Récit de Soeur Jean (Suzanne Lux )

 Histoire vécue : récit de Soeur Jean

          En 1906, le pensionnat de l’Enfant Jésus fut fermé.
La Maison aurait été prise par l’Etat,
mais la Congrégation était reconnue à la fois enseignante et hospitalière.
Aussitôt le départ des élèves, en juillet 1906,
tout fut transfor­mé en l’état actuel
et une dame pensionnaire arriva.- en octobre ;
Saint Symphorien ouvrait dans la rue du même nom, avec Mademoiselle Amet,
et tout le person­nel était des Soeurs de chez nous, en civil.

          Je restais comme surveillante, en 1908 (j’avais 16 ans)
et maîtresse li­bre (laïque) jusqu’en 1912.

         La Communauté n’avait plus le droit de recevoir de novices pour l’enseignement.
Il y en avait d’ailleurs juste deux : Sœur Berthe et, je crois, Sœur Marie de la Croix.
Les Supérieures décidèrent d’avoir un noviciat dans la sécu­larisation.
Avec Mère Sainte Angèle et Monseigneur Neveux,
le très dévoué Supé­rieur de la Congrégation.

 
En octobre 1912, j’entrai à la Congrégation, mais rue Saint Symphorien.
A Pâques 1913, Juliette Arend – Soeur Sainte Madeleine – vint me rejoindre.
Pour s’agrandir, la Maison loua l’ancien couvent
des Sœurs de l’Assomption, rue du Marc.
C’est là que, la guerre éclatant, le pensionnat fut bombardé et in­cendié.
Le groupe des Soeurs, celles qui n’avaient pas quitté,
avec l’autorisation de Monseigneur Neveux
(qui faisait le trait d’union avec la Maison Mère),
partit à Ay, chez Madame Cospin, – Sœur Sainte Tharsile -,
tante de Sœur Sainte Julie
– sauf moi qu’on renvoya dans ma famille
(je faisais trop jeune, paraît-il, et on redoutait les Allemands !…),
et j’étais à un mois de mes premiers Vœux.

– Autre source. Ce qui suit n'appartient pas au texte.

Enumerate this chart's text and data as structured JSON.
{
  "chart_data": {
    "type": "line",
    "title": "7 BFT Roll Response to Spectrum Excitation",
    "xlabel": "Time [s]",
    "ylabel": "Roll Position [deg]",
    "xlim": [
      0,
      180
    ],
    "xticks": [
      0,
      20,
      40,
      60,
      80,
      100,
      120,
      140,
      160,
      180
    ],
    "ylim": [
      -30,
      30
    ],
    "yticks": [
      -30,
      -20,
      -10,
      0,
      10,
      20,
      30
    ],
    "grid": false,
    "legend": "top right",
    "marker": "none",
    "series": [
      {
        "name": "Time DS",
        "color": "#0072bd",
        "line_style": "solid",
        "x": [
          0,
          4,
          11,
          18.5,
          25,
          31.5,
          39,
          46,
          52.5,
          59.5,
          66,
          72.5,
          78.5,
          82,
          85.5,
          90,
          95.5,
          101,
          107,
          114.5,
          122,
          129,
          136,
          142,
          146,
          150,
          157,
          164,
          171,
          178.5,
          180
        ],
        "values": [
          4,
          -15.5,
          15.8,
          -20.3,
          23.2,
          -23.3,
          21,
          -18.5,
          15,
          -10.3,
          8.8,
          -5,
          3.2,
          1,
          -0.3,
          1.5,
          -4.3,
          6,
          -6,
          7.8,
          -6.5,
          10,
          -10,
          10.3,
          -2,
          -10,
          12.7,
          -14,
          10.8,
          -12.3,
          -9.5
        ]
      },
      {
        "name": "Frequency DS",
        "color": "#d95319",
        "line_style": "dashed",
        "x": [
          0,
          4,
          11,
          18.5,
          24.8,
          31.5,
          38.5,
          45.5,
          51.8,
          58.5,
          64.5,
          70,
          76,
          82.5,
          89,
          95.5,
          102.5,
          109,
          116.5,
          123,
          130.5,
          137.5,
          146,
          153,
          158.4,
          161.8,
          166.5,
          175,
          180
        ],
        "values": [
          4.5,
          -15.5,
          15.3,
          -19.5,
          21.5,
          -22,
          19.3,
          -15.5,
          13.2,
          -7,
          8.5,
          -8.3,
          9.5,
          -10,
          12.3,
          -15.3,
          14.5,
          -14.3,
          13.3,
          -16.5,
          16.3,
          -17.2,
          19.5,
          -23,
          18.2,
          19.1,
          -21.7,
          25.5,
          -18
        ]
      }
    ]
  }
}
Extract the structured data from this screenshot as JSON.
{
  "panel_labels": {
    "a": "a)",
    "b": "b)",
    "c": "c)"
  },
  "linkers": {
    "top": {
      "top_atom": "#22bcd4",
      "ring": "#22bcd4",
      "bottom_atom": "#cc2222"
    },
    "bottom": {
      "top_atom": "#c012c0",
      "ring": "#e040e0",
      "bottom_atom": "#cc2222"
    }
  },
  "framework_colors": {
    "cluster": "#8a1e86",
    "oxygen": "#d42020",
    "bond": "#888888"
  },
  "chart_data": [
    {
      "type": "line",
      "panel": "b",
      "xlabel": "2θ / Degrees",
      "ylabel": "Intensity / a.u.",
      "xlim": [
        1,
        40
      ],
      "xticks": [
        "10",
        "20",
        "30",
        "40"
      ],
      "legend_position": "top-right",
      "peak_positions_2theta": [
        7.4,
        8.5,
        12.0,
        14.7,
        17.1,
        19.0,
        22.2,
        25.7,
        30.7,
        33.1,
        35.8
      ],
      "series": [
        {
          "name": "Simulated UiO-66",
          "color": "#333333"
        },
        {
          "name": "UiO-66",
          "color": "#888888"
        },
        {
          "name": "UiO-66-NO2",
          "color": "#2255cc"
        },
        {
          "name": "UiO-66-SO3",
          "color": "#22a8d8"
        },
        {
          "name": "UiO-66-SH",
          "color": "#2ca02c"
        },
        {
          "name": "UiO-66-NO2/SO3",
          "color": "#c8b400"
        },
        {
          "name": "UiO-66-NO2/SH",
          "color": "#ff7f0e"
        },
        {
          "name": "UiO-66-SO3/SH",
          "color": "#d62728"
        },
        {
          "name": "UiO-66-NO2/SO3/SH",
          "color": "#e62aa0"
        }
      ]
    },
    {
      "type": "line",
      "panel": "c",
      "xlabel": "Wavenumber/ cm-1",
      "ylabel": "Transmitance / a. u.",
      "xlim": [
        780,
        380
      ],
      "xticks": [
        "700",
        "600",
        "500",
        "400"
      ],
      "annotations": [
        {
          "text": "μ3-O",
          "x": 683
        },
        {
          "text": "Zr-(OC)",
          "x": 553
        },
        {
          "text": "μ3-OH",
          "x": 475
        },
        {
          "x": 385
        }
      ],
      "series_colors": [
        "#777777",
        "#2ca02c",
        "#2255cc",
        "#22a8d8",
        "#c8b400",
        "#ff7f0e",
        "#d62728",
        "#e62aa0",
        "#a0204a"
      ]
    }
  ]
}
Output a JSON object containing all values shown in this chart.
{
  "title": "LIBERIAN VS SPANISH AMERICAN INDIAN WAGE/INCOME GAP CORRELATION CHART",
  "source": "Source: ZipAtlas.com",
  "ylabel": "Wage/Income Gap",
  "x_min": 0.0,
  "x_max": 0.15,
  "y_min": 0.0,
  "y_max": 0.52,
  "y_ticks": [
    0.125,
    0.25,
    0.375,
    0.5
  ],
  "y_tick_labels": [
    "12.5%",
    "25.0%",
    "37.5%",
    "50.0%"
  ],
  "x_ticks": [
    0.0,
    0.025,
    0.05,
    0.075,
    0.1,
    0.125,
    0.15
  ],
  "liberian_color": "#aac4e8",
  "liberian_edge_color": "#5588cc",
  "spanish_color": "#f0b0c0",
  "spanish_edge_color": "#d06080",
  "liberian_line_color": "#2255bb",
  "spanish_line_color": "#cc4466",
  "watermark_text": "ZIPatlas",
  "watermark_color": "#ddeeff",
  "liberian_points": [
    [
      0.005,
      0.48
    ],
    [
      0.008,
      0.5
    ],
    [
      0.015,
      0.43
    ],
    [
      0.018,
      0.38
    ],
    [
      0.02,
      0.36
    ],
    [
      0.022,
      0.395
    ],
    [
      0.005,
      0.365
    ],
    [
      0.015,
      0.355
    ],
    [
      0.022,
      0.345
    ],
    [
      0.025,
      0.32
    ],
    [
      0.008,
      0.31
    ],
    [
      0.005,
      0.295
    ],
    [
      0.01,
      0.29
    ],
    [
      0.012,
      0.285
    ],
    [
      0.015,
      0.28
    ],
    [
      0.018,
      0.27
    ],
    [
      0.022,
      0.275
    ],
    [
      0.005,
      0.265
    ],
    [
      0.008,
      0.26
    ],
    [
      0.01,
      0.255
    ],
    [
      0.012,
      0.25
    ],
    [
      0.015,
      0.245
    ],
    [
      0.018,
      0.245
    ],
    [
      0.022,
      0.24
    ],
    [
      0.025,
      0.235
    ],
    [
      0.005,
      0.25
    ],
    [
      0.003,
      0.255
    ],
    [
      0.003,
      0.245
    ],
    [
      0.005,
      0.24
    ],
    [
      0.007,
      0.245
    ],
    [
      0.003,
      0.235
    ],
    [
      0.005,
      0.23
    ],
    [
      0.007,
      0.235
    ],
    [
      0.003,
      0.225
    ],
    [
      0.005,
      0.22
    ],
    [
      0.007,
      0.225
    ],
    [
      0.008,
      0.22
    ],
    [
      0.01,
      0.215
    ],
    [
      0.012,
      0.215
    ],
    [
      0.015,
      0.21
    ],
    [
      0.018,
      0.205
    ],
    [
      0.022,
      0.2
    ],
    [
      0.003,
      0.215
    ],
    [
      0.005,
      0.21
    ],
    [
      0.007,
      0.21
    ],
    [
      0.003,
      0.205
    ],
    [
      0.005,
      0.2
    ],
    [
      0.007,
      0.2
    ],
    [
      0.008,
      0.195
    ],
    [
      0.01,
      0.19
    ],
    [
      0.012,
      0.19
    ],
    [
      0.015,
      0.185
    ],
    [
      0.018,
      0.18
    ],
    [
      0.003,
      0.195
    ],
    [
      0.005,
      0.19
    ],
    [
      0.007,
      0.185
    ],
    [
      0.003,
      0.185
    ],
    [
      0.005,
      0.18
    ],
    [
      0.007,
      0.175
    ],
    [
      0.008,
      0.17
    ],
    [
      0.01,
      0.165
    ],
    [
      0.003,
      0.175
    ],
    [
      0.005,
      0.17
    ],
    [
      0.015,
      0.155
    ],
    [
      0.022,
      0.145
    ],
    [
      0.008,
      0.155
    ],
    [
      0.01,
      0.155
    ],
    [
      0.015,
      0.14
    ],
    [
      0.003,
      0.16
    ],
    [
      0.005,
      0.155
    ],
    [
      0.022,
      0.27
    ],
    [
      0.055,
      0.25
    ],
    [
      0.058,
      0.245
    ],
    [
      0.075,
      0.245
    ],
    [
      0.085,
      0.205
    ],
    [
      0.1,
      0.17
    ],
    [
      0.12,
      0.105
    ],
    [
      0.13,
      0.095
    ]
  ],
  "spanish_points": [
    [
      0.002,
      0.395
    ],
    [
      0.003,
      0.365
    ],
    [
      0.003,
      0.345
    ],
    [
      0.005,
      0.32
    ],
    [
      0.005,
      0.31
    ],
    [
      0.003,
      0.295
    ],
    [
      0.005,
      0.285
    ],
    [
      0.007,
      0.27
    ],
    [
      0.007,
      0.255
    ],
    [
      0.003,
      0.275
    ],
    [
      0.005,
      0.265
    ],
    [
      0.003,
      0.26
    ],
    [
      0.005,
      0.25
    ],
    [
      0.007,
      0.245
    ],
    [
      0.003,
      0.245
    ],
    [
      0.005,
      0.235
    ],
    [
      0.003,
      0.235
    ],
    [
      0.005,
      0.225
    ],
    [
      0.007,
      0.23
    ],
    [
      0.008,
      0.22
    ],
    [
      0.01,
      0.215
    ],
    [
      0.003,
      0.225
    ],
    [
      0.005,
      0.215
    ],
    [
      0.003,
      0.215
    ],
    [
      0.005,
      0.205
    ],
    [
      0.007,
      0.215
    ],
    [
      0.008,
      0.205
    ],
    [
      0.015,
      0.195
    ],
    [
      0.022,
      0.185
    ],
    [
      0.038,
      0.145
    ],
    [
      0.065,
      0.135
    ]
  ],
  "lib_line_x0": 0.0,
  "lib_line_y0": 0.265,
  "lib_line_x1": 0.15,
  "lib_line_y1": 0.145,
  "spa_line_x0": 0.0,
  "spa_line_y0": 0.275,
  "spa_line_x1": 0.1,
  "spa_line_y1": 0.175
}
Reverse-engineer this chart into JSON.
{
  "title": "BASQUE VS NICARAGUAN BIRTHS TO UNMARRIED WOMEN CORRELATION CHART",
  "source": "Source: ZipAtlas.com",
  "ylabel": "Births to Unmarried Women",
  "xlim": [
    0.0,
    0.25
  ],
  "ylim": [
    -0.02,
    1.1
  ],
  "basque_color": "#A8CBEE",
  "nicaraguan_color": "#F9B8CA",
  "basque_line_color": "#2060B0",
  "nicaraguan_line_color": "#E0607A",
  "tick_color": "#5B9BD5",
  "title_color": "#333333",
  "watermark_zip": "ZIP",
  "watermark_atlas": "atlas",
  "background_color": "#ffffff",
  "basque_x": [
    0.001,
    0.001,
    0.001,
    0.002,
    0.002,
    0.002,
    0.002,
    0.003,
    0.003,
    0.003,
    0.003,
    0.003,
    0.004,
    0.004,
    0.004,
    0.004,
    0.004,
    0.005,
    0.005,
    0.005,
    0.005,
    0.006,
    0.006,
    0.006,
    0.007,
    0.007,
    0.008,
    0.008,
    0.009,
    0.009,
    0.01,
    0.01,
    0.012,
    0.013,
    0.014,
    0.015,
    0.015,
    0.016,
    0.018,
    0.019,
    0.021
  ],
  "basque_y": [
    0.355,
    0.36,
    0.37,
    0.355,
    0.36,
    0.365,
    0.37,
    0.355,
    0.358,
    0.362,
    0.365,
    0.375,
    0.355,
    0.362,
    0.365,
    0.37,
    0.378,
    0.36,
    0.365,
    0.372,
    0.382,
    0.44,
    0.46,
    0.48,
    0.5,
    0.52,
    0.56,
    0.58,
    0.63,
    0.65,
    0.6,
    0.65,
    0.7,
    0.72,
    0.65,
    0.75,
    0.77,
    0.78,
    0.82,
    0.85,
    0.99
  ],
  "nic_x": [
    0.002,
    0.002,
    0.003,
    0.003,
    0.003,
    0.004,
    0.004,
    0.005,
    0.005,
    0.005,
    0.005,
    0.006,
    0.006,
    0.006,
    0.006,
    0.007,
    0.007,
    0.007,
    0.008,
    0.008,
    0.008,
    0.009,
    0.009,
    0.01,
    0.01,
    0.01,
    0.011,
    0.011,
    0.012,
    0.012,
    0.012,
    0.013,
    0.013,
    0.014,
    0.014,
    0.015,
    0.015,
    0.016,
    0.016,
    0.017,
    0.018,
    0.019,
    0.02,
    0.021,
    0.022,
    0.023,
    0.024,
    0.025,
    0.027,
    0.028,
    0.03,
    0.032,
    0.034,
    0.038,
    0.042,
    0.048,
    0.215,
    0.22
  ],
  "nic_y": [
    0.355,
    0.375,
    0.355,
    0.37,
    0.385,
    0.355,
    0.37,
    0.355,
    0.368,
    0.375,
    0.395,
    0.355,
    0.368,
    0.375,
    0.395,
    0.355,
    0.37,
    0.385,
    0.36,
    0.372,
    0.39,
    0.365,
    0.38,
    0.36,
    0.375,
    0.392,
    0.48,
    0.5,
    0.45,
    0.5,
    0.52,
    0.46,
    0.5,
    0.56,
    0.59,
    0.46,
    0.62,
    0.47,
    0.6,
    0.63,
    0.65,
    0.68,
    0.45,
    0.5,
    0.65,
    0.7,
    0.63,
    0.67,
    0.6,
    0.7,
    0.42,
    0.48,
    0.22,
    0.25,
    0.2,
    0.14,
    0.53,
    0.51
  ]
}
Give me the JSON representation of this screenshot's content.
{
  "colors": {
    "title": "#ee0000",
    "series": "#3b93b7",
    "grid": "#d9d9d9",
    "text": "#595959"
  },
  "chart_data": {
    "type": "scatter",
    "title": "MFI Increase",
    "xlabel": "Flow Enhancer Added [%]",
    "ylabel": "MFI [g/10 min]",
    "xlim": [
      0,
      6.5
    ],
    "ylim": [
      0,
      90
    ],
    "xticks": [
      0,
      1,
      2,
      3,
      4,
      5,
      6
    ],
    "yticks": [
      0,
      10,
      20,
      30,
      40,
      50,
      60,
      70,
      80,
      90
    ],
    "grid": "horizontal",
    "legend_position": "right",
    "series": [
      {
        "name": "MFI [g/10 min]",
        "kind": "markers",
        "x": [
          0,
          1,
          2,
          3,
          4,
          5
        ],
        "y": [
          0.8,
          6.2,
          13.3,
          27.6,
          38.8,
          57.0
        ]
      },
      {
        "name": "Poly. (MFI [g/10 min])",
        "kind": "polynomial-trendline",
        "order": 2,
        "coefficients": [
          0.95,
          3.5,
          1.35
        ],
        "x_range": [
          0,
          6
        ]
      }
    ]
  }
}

       Je vins souvent « au 48 », comme on disait,


et quand Sœur Sainte Angèle al­lait visiter ses écoles dispersées,
elle me prenait comme compagne.
 En 1915, je retournai rejoindre le groupe à Ay.

       On faisait la grande retraite annuelle à Châlons
où la Congrégation offrit un asile
à la Maison-Mère, notre cher « 48 » étant aussi incendié.

       1917 – Puis le « groupe » dirigé par Sœur Sainte Eulalie
(Mademoiselle Amet était retournée dans sa famille),
reprit un pensionnat à Châteauneuf-en-Thymerays (Eure-et-Loir).

       En 1919, le pensionnat revint 94 avenue de Laon, où il est toujours.
J’avais donc refait un an de noviciat à Ay et à Châlons.
Mes premiers Vœux, le 8 septembre 1916.

      A cette époque, on faisait dix ans de Vœux annuels.
J’ai fait mes Vœux per­pétuels en 1926, dans la chapelle actuelle.

 

       Pendant que l’on reconstruisait la Maison Mère,
nous allions faire la gran­de retraite annuelle avec la Supérieure Générale,
Soeur Sainte Angèle, plusieurs fois chez les « Dames du Purgatoire », rue Buirette,
et même rue Cazin, là où est maintenant la Maison Saint Philippe, pour les prêtres.

       En temps ordinaire, on communiquait par lettre avec la Supérieure Générale,
ou une à la fois rue du Barbâtre.
Monseigneur Neveux, que l’on pouvait voir très, très facilement,
servait beaucoup de trait d’union.
La Supérieure Générale venait aussi nous voir à la dérobée,
une personne passe assez facilement inaperçue.